Purpose
1.2. Detect inconsistencies, outliers, missing values, or duplication in operational, yield, and supply chain data.
1.3. Trigger instant error notifications to data stewards and IT, preventing flawed analytics or regulatory breaches.
1.4. Schedule automated checks post-data ingestion from farm operations, logistics, weather systems, and compliance inputs.
1.5. Support robust reporting dashboards and secure audit trails by maintaining high-integrity datasets.
Trigger Conditions
2.2. Scheduled batch completion (daily, hourly sync).
2.3. Data anomaly detection (e.g., yield values outside expected range, missing GPS tags).
2.4. Database integrity events (failed referential checks, duplicates found).
Platform Variants
• Feature/Setting: “Detect anomalies in data” (AI Builder), configure Flow to run on new SharePoint item; errors routed to Outlook using “Send email with options.”
3.2. AWS Lambda
• Feature/Setting: Lambda function with Python/Pandas for rule-based checks; SNS trigger for error notification to farms’ management.
3.3. Google Cloud Functions
• Feature/Setting: Function parses incoming files in Cloud Storage, checks for missing fields, sends errors via Pub/Sub to alerting system.
3.4. Zapier
• Feature/Setting: “Filter” and “Code by Zapier” steps call webhook after failed data validation; “Email by Zapier” notifies stakeholders.

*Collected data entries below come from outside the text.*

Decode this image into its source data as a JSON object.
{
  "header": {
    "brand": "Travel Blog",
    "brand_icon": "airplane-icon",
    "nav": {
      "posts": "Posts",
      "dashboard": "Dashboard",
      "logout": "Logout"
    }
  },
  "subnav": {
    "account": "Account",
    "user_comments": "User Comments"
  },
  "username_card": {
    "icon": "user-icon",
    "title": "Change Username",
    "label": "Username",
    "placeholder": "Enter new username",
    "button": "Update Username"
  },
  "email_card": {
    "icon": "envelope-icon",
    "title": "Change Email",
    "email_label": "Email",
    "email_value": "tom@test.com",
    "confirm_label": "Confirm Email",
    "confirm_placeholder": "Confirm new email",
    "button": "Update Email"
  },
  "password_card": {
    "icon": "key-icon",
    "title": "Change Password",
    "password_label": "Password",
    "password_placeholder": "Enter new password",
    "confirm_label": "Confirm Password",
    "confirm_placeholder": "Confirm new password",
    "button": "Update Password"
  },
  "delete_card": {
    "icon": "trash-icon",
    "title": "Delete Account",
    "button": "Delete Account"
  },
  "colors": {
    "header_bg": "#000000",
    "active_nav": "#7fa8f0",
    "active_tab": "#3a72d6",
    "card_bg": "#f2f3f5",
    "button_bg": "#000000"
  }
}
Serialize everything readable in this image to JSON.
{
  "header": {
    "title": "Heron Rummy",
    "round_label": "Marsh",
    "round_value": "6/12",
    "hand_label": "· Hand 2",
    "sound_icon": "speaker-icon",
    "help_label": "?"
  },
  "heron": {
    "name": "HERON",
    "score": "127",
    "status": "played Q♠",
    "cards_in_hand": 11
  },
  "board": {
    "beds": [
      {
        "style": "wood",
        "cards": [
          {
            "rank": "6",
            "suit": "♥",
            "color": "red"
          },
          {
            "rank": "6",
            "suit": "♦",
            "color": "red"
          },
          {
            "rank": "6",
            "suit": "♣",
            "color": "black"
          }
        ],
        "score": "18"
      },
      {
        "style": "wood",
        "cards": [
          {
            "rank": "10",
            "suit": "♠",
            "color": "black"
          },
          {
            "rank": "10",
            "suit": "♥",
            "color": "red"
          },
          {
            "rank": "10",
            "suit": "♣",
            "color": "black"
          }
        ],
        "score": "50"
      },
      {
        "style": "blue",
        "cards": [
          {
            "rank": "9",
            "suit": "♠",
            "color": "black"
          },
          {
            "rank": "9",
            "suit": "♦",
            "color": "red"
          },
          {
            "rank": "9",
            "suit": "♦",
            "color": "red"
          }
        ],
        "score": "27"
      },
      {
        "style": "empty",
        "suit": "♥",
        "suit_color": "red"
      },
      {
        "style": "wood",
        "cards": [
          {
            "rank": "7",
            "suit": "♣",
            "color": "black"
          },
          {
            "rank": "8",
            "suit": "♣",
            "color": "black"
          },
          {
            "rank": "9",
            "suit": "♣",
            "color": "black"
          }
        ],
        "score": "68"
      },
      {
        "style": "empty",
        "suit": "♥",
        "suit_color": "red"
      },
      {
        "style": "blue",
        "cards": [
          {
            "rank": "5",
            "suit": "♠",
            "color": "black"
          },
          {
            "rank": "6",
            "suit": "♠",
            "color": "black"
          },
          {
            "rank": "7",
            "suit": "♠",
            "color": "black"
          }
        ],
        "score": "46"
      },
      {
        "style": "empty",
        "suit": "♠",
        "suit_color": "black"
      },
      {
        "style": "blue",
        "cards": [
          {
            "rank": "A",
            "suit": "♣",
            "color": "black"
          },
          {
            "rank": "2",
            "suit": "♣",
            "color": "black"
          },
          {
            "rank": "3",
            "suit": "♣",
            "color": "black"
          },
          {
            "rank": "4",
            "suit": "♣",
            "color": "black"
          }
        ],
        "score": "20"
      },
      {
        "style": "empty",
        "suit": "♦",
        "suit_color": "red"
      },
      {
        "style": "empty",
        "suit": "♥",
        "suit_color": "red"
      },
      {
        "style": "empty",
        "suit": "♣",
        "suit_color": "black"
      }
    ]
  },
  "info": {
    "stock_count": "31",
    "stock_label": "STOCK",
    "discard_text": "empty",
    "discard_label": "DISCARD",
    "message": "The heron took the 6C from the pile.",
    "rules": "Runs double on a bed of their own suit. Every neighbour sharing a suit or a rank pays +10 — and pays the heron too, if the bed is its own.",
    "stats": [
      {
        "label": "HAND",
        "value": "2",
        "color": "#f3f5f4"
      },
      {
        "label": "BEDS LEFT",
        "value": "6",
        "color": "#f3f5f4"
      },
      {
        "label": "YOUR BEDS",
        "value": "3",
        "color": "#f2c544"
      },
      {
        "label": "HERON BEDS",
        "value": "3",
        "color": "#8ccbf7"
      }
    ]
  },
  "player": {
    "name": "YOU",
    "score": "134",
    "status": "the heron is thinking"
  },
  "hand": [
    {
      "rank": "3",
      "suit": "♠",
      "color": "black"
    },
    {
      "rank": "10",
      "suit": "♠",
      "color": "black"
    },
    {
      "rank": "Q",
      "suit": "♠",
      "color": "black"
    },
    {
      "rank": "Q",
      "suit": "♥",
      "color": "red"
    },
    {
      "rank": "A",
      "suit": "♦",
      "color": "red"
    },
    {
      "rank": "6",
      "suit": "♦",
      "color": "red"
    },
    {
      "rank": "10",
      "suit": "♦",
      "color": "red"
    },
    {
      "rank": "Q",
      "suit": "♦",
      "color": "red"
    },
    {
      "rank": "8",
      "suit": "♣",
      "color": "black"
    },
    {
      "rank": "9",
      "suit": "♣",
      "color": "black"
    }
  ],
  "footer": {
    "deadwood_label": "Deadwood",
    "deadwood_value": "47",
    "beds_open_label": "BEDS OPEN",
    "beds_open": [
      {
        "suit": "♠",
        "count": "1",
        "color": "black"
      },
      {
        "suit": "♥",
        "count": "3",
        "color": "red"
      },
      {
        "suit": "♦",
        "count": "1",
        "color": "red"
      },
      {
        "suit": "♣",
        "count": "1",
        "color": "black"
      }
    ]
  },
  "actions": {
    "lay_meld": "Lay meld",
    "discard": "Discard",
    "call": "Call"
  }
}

3.5. Make.com (Integromat)
• Feature/Setting: Scenario using Data Store for checks, conditional paths for anomaly detection, notification using Slack or Teams modules.
3.6. Apache Airflow
• Feature/Setting: DAG includes custom PythonOperator for validation, BashOperator for logs, EmailOperator to send detailed alert.
3.7. Talend Data Quality
• Feature/Setting: “Data Quality Rules” on incoming datasets; configure Alerting via Talend Cloud API to external notification handlers.
3.8. MuleSoft
• Feature/Setting: DataWeave transforms evaluate records; ErrorHandler component routes failed rows to email/SMS endpoint via Twilio.
3.9. Informatica Cloud
• Feature/Setting: Data Quality “Data Validation Rules;” “Send Notification Task” for anomaly cases to IT.
3.10. Alteryx
• Feature/Setting: “Data Cleansing Tool” and “Test Tool” with auto-email via Events in Designer workflow for flagged records.
3.11. Tableau Prep
• Feature/Setting: “Calculated Fields” to check for nulls/outliers, set up Prep Conductor task with alerts using REST API.
3.12. Datadog
• Feature/Setting: “Monitors” for data pipeline metrics, use Webhook integration for error alerts to ops team.
3.13. Splunk
• Feature/Setting: “Search Head” triggers alert on detected error pattern, “Alert Actions” send Slack/Email notifications.
3.14. PagerDuty
• Feature/Setting: API endpoint set for pipeline error events; triggers incident routing and SMS/email escalation.
3.15. Slack API
• Feature/Setting: Incoming Webhook; alerts formatted per error type for each agricultural operations group.
3.16. Twilio SMS
• Feature/Setting: SMS API sends immediate text for critical issues (API: POST /Messages).
3.17. SendGrid
• Feature/Setting: “Mail Send API” POST request for detailed error breakdown to data stewards.
3.18. ServiceNow
• Feature/Setting: “Record Producer” or “Incident API” to log new data issue as an incident with severity.
3.19. Jira
• Feature/Setting: “Create Issue API” automatically generates a bug/ticket on validation error for IT follow-up.
3.20. Monday.com
• Feature/Setting: “Item Creation API” logs errors as new tasks in tracking board; status update via automation.
Benefits
4.2. Reduces manual review time, boosts accuracy, and fosters trust in reporting.
4.3. Automates compliance monitoring for audits and regulatory needs.
4.4. Provides configurable escalation to relevant teams and stakeholders.
4.5. Supports real-time intervention for urgent data integrity threats.